Once you have drained the pumpkin flesh as well as possible, season it according to your taste.  As I noted in my previous posting about baking pumpkin for winter use, I often bake a half pumpkin with butter or olive oil in the center (I bake the pumpkin in its shell, cut side up, seeds removed), and with a bunch of mixed herbs added.  So by the time the pumpkin is baked, it is often well-seasoned and needs only salt and pepper.

When I use pumpkin as a filling for pasta, I frequently add a good bit of grated nutmeg, even when I've already baked it with herbs like thyme, rosemary, and sage.  Then I mix in a good bit of grated parmesan cheese.  With a sprinkle of salt and pepper (assuming you haven't already added those), you now have the pasta filling.

I then make pasta, roll it out, and cut it into the shapes I want to fill.  If I had a ravioli form, I'd definitely use it.  When I can locate a tiny tart-baking pan in the pantry, I often use this as if it were a ravioli form.

Today, I simply rolled the pasta and used an old-fashioned biscuit or cookie cutter (I'm not sure which it is) with crimped edges.  This makes nice-sized round pasta--about three inches across--that's fairly easy to seal after you've filled it.

After I roll the pasta dough out and cut it into circles, I take a heaping teaspoon or so of the filling and place it in the center of one round of dough.  I dip another round into water and then carefully turn it around as I press the top piece of pasta onto the bottom, taking care not to squeeze the filling out.

That's it.  The filled pasta goes into boiling, salted water and is boiled until done (let it rise to the top of the pot and then boil at a rolling boil for several minutes, depending on the size and thickness of the pasta).  I serve it fresh and hot from the pasta pot dotted with bits of butter, more grated parmesan cheese, and some fresh-grated black pepper. 

I think this dish has to be fairly tasty, because one of my nephews has just stopped by and eaten four of the large filled pasta circles, though his ostensible reason for visiting was to pick up some cheese enchiladas with pumpkin seed (pepita) sauce that I made for him and his brother before boiling the pumpkin-filled pasta.  (He did eat an enchilada, too, and found it good--but thought the pumpkin was, well, he said spectacular, I blush to report.)

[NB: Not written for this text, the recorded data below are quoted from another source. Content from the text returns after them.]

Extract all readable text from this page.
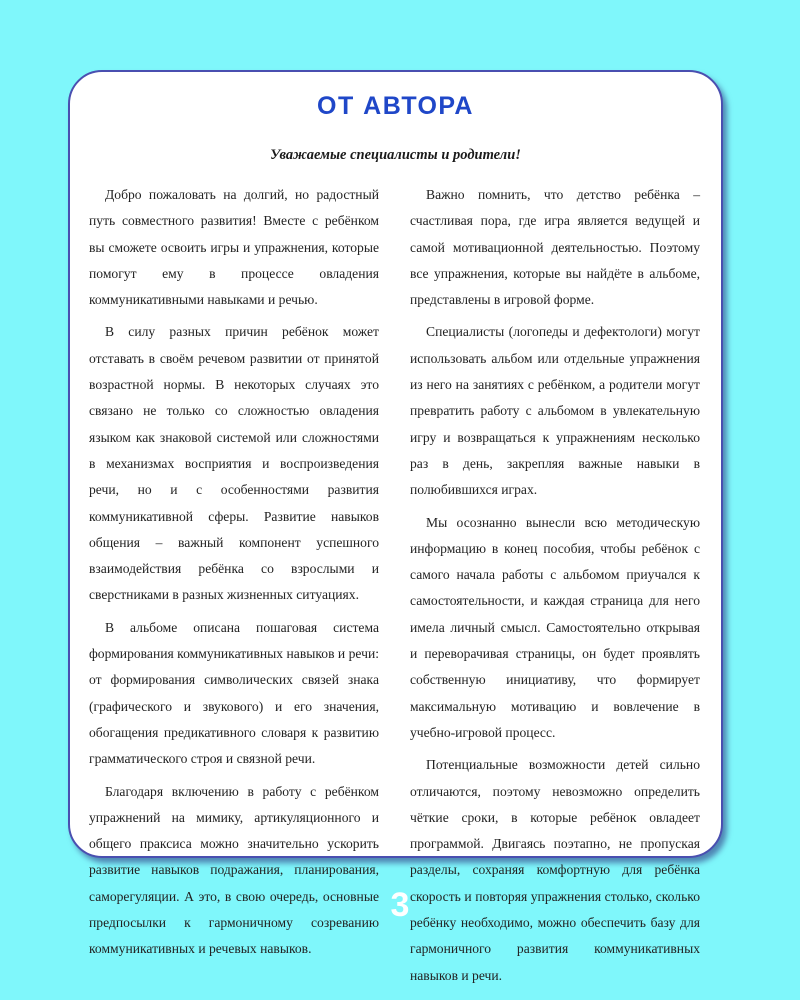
ОТ АВТОРА
Уважаемые специалисты и родители!

Добро пожаловать на долгий, но радостный путь совместного развития! Вместе с ребёнком вы сможете освоить игры и упражнения, которые помогут ему в процессе овладения коммуникативными навыками и речью.

В силу разных причин ребёнок может отставать в своём речевом развитии от принятой возрастной нормы. В некоторых случаях это связано не только со сложностью овладения языком как знаковой системой или сложностями в механизмах восприятия и воспроизведения речи, но и с особенностями развития коммуникативной сферы. Развитие навыков общения – важный компонент успешного взаимодействия ребёнка со взрослыми и сверстниками в разных жизненных ситуациях.

В альбоме описана пошаговая система формирования коммуникативных навыков и речи: от формирования символических связей знака (графического и звукового) и его значения, обогащения предикативного словаря к развитию грамматического строя и связной речи.

Благодаря включению в работу с ребёнком упражнений на мимику, артикуляционного и общего праксиса можно значительно ускорить развитие навыков подражания, планирования, саморегуляции. А это, в свою очередь, основные предпосылки к гармоничному созреванию коммуникативных и речевых навыков.

Важно помнить, что детство ребёнка – счастливая пора, где игра является ведущей и самой мотивационной деятельностью. Поэтому все упражнения, которые вы найдёте в альбоме, представлены в игровой форме.

Специалисты (логопеды и дефектологи) могут использовать альбом или отдельные упражнения из него на занятиях с ребёнком, а родители могут превратить работу с альбомом в увлекательную игру и возвращаться к упражнениям несколько раз в день, закрепляя важные навыки в полюбившихся играх.

Мы осознанно вынесли всю методическую информацию в конец пособия, чтобы ребёнок с самого начала работы с альбомом приучался к самостоятельности, и каждая страница для него имела личный смысл. Самостоятельно открывая и переворачивая страницы, он будет проявлять собственную инициативу, что формирует максимальную мотивацию и вовлечение в учебно-игровой процесс.

Потенциальные возможности детей сильно отличаются, поэтому невозможно определить чёткие сроки, в которые ребёнок овладеет программой. Двигаясь поэтапно, не пропуская разделы, сохраняя комфортную для ребёнка скорость и повторяя упражнения столько, сколько ребёнку необходимо, можно обеспечить базу для гармоничного развития коммуникативных навыков и речи.

3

And it's not really that.  It's just filling, simple food that makes a winter day pass more easily, and uses good, fresh (when the pumpkin was baked), local ingredients that don't stress the planet to produce, cook, and consume.  I should also note that you can ring many changes on this basic recipe: you may choose to add other kinds of cheese, other seasonings, even some grated nuts.  I often grind pecans fine and add to the mix, since we receive gifts of pecans from kind family members and friends at Christmas time, and they complement the pumpkin well.  To make a meal of this pumpkin pasta, all you really need is a green salad with a tasty vinaigrette, and perhaps some good French or Italian bread with butter.

Enjoy.  And please give thanks as you do so.